The conference, open to students, faculty, staff, and the public at no charge, was held on Thursday and Friday, February 22nd and 23rd, 2001, at the Pyle Center. Funding for the conference was provided by the Brittingham Fund, Inc.; and members of the Organizing Committee included Professors James Baughman (Journalism), Donald Downs (Political Science), Jane Hutchison (Art History), Diane Lindstrom (History), Stanley Payne (History), and Professor Emeritus W. Lee Hansen (Economics)[Chair].

Conference Purpose

  • To engage the campus — faculty, administrators, academic staff, and students — in a reasoned discussion of campus issues dealing with academic freedom, rights, and responsibilities, and thereby enlighten the general public about the importance of these seemingly abstract concepts to the continued vitality of the university and its search for the truth.
  • To probe new and continuing academic freedom issues at the University of Wisconsin-Madison, among them the ending of the faculty speech code, the free speech issues involved in the University of Wisconsin vs.

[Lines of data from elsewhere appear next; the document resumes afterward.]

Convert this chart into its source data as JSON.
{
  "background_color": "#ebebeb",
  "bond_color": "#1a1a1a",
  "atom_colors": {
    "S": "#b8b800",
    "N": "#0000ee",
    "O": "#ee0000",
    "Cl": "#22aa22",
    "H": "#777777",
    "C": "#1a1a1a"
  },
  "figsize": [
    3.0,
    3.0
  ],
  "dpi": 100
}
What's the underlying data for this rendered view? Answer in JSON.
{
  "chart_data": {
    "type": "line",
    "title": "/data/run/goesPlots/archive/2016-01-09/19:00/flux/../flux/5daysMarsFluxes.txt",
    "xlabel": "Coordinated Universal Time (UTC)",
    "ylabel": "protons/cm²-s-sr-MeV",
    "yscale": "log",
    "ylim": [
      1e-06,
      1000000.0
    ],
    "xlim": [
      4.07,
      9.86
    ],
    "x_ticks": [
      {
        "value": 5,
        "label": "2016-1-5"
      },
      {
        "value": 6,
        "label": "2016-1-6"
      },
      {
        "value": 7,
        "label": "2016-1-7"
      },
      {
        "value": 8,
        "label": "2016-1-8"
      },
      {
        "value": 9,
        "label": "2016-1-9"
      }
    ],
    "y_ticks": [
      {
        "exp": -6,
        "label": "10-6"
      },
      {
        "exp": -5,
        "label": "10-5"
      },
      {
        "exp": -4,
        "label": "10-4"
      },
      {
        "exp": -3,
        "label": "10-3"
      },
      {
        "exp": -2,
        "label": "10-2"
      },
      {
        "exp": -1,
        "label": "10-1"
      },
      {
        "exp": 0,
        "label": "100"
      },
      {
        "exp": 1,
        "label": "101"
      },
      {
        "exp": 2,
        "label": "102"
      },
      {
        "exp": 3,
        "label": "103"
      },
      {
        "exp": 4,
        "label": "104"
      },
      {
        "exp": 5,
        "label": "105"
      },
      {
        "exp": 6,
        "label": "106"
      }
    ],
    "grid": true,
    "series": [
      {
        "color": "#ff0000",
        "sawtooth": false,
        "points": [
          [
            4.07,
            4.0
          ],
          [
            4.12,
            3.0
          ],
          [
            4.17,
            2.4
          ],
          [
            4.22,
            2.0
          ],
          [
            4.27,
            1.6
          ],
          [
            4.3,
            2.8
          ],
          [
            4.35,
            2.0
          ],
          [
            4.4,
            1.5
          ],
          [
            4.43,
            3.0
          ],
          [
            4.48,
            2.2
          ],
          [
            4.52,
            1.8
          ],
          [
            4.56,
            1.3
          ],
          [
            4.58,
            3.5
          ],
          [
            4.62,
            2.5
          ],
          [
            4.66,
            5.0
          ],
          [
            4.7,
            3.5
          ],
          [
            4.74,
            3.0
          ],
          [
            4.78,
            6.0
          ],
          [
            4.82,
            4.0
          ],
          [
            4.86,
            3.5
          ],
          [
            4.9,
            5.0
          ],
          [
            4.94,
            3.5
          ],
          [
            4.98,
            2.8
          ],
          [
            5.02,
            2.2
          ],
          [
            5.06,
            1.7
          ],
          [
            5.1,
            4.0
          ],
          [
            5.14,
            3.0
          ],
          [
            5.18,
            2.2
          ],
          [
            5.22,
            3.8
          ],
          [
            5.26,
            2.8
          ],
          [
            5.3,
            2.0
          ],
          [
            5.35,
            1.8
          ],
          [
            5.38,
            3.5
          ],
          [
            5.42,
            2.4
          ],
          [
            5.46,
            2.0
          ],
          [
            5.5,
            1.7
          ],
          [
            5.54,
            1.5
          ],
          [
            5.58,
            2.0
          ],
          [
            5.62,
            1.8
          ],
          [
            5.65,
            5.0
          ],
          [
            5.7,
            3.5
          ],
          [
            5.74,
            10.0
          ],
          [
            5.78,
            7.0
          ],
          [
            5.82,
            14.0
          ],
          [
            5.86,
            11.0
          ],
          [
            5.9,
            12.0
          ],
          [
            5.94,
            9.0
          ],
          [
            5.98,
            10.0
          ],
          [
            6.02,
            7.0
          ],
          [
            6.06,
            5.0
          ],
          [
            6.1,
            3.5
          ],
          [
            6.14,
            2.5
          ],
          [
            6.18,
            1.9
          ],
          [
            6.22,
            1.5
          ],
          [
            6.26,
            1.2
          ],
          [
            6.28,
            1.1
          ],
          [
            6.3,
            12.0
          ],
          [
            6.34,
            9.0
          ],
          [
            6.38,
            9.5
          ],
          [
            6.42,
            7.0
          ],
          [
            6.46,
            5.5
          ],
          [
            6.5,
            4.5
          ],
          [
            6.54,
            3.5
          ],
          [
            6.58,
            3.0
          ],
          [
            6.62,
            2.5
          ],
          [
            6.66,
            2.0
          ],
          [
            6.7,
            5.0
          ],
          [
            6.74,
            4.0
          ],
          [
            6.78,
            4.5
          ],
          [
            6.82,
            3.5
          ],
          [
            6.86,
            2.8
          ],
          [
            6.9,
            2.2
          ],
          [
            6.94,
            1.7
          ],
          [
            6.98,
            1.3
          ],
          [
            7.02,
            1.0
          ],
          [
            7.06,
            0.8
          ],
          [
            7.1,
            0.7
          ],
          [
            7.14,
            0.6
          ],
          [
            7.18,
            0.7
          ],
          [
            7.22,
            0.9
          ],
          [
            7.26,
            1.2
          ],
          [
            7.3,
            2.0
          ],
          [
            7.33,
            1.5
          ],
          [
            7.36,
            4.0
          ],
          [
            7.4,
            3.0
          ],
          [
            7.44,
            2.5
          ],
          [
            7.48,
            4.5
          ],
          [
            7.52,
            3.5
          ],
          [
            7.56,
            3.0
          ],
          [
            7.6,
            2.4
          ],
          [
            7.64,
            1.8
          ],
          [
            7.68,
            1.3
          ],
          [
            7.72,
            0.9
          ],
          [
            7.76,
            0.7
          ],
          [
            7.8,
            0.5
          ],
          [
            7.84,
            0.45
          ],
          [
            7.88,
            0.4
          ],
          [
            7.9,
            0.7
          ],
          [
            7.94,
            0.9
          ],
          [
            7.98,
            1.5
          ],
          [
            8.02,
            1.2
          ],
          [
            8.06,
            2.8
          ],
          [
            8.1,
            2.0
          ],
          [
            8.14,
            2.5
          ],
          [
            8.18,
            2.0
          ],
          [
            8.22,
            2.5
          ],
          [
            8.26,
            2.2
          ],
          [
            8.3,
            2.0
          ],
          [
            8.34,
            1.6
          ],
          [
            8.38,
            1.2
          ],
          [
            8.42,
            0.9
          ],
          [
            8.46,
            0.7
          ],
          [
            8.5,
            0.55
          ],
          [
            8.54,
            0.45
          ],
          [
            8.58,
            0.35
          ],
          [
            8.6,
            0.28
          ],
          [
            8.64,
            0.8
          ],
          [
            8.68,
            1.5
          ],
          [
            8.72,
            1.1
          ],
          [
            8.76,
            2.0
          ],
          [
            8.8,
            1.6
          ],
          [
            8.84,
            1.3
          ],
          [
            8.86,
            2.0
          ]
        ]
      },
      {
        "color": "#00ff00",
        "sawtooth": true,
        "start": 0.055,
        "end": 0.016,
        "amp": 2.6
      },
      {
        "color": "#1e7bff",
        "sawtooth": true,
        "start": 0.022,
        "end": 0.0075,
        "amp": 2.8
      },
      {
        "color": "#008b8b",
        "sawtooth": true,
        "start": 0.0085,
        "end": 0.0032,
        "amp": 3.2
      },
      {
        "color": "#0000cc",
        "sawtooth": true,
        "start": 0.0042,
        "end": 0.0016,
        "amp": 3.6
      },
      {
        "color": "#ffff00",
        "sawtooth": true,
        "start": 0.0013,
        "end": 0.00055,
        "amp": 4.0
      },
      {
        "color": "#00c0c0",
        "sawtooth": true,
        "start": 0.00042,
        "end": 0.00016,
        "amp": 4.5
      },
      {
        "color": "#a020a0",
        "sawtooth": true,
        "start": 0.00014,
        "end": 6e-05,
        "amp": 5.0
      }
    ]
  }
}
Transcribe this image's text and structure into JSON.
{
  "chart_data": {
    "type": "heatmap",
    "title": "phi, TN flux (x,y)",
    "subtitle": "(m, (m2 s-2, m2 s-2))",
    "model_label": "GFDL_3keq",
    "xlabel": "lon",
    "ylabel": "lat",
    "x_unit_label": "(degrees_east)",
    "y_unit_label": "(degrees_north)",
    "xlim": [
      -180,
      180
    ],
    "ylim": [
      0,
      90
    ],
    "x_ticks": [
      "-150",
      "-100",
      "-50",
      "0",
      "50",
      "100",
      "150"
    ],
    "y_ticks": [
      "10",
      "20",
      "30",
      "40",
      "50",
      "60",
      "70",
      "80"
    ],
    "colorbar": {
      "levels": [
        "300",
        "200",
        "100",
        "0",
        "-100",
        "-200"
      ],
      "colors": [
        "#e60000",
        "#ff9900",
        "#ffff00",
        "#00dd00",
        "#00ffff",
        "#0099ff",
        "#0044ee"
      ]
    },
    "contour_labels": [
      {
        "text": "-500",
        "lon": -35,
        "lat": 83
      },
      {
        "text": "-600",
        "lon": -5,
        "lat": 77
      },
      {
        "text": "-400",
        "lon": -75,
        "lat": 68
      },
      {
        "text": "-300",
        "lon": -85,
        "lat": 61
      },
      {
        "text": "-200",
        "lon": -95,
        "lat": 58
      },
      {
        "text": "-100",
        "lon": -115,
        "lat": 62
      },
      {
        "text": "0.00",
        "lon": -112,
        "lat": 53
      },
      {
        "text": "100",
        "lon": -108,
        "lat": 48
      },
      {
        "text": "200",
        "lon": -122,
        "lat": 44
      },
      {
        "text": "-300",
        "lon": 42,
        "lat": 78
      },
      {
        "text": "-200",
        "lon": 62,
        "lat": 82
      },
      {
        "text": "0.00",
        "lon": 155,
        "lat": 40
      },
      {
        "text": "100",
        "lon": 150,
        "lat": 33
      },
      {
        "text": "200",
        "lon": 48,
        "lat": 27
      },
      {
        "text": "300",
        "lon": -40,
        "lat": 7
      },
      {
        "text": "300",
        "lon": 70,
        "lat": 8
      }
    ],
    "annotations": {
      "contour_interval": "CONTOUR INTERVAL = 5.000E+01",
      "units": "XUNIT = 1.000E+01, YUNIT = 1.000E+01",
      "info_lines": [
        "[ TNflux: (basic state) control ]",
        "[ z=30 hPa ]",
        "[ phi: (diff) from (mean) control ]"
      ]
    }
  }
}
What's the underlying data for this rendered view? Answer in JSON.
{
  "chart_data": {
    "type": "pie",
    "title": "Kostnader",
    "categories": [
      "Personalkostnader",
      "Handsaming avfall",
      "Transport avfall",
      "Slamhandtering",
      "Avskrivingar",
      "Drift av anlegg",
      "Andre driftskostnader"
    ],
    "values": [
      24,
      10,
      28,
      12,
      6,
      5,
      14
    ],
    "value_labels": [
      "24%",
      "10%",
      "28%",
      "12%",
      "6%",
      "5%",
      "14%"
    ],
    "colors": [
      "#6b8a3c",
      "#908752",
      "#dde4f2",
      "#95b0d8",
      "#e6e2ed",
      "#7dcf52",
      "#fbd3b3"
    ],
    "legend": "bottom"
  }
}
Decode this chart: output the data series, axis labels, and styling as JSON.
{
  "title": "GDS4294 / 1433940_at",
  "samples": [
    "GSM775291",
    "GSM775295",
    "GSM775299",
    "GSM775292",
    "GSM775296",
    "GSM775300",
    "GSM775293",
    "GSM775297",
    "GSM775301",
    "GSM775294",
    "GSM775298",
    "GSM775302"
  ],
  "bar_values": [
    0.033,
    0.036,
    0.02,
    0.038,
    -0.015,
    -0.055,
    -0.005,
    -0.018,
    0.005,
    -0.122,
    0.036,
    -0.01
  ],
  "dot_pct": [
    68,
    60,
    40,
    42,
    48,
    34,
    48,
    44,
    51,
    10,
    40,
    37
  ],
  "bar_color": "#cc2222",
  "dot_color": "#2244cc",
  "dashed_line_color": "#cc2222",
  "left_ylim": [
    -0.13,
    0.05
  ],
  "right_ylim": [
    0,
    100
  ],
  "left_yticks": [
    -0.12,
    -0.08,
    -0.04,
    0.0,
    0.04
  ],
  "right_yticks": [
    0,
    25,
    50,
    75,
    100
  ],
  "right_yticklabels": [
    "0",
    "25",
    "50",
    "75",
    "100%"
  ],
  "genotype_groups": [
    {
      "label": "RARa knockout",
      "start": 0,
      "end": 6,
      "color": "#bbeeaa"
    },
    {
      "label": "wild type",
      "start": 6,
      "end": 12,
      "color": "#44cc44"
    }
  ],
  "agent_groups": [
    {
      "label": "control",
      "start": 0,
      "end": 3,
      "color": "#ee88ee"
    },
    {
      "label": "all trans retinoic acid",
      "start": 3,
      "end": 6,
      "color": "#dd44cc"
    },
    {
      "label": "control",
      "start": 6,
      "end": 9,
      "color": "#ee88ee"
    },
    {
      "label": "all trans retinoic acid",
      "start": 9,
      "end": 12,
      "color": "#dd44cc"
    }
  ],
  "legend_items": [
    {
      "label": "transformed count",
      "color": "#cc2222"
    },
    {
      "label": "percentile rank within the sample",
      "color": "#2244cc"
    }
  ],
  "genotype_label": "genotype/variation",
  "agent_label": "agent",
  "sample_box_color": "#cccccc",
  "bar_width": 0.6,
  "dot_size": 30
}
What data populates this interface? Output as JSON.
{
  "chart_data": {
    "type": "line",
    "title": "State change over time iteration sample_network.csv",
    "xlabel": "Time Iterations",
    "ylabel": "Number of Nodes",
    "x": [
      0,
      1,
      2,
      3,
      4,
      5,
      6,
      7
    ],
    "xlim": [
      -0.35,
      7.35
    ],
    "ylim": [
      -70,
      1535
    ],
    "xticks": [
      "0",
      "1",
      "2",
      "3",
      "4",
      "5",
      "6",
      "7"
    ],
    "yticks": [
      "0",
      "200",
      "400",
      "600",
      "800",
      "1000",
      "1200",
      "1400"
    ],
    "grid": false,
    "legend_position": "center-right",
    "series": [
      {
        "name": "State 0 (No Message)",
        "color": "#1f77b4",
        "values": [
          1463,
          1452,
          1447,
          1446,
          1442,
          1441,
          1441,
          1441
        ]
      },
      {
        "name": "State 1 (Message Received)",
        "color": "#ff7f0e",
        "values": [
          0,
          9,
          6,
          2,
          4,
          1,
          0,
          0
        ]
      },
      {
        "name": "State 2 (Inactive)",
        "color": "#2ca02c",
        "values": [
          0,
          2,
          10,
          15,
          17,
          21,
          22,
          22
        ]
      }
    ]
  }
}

Southworth segregated free case, university-private sector partnerships such as the Reebok contract, and intellectual property rights arising as a result of increased private sector financing of university-based research and the growing commercial value of new scientific discoveries.
  • To continue the discussion of academic freedom issues that began at the 1994 Academic Freedom Conference whose purpose was the highlight then-current academic freedom issues in the context of the 100th anniversary of the Board of Regent’ famous “sifting and winnowing” statement. Among the topics included were the context and details of the famous “trial” of UW Economics Professor Richard T. Ely, the student speech code, new challenges to academic freedom, and the meaning of “sifting and winnowing” in today’s university.

Conference Organization

The conference brings together a wide ranging collection of UW-Madison faculty, academic staff, and students, as well as several outside presenters. The issues scheduled for the panels will have been explored in background papers prepared for the conference. Presenters will summarize their papers, and in some cases discussants will comment on these papers. Time is available for questions from the audience. For the schedule of sessions, authors, and titles of papers, go to the conference schedule. The end product will be a book comparable to the volume resulting from the 1994 Academic Freedom conference, namely, Academic Freedom on Trial, 100 Years of Sifting and Winnowing at the University of Wisconsin (distributed by the UW Press for the UW-Madison Office of Publications, 1998), edited by Hansen who also chaired the organizing committee for that conference.

The conference featured presentations by two nationally known experts, one Thursday morning to start the conference, and another the same evening as a public lecture (please see bios). The conference continued through Thursday afternoon, Friday morning, and concluded late Friday afternoon.